Prediction-based Adaptive Designs for Panel Surveys

Project Directors Dr. Christoph Kern, PD Dr. Tobias Gummer, Dr. Bernd Weiß Project Staff John James Collins, Saskia Bartholomäus DFG-funded 2022 – 2025

Research question/goal:

The project investigated the use of prediction models and innovative treatments to build adaptive survey designs (ASD) for reducing attrition and nonresponse bias in panel surveys.
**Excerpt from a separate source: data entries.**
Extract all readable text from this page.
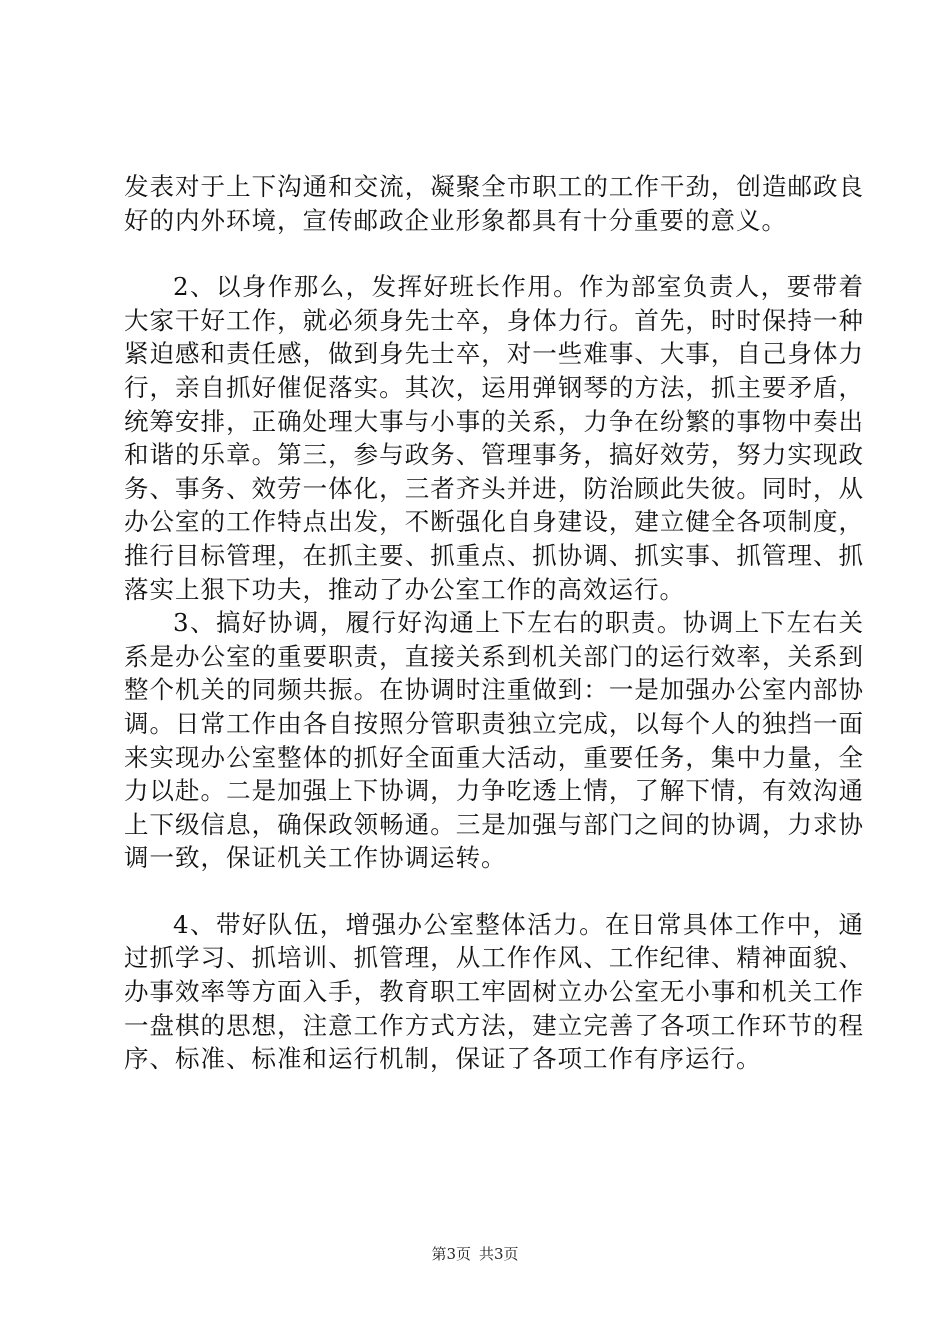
发表对于上下沟通和交流，凝聚全市职工的工作干劲，创造邮政良好的内外环境，宣传邮政企业形象都具有十分重要的意义。

2、以身作那么，发挥好班长作用。作为部室负责人，要带着大家干好工作，就必须身先士卒，身体力行。首先，时时保持一种紧迫感和责任感，做到身先士卒，对一些难事、大事，自己身体力行，亲自抓好催促落实。其次，运用弹钢琴的方法，抓主要矛盾，统筹安排，正确处理大事与小事的关系，力争在纷繁的事物中奏出和谐的乐章。第三，参与政务、管理事务，搞好效劳，努力实现政务、事务、效劳一体化，三者齐头并进，防治顾此失彼。同时，从办公室的工作特点出发，不断强化自身建设，建立健全各项制度，推行目标管理，在抓主要、抓重点、抓协调、抓实事、抓管理、抓落实上狠下功夫，推动了办公室工作的高效运行。

3、搞好协调，履行好沟通上下左右的职责。协调上下左右关系是办公室的重要职责，直接关系到机关部门的运行效率，关系到整个机关的同频共振。在协调时注重做到：一是加强办公室内部协调。日常工作由各自按照分管职责独立完成，以每个人的独挡一面来实现办公室整体的抓好全面重大活动，重要任务，集中力量，全力以赴。二是加强上下协调，力争吃透上情，了解下情，有效沟通上下级信息，确保政领畅通。三是加强与部门之间的协调，力求协调一致，保证机关工作协调运转。

4、带好队伍，增强办公室整体活力。在日常具体工作中，通过抓学习、抓培训、抓管理，从工作作风、工作纪律、精神面貌、办事效率等方面入手，教育职工牢固树立办公室无小事和机关工作一盘棋的思想，注意工作方式方法，建立完善了各项工作环节的程序、标准、标准和运行机制，保证了各项工作有序运行。

第3页 共3页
Specifically, the project paired advances in prediction modelling from the field of machine learning, including the use of neural network-based methods tailored to longitudinal data, with treatments that aimed to increase survey enjoyment (interesting survey topic) and reduce response burden (shorter surveys), next to the common differential incentives approach. A core component of the project work was the planning and implementation of a survey experiment in the GESIS Panel, where these treatments were administrated in the data collection wave of August 2023. A further focus was on assessing the transferability of the developed methodology to other panel study contexts.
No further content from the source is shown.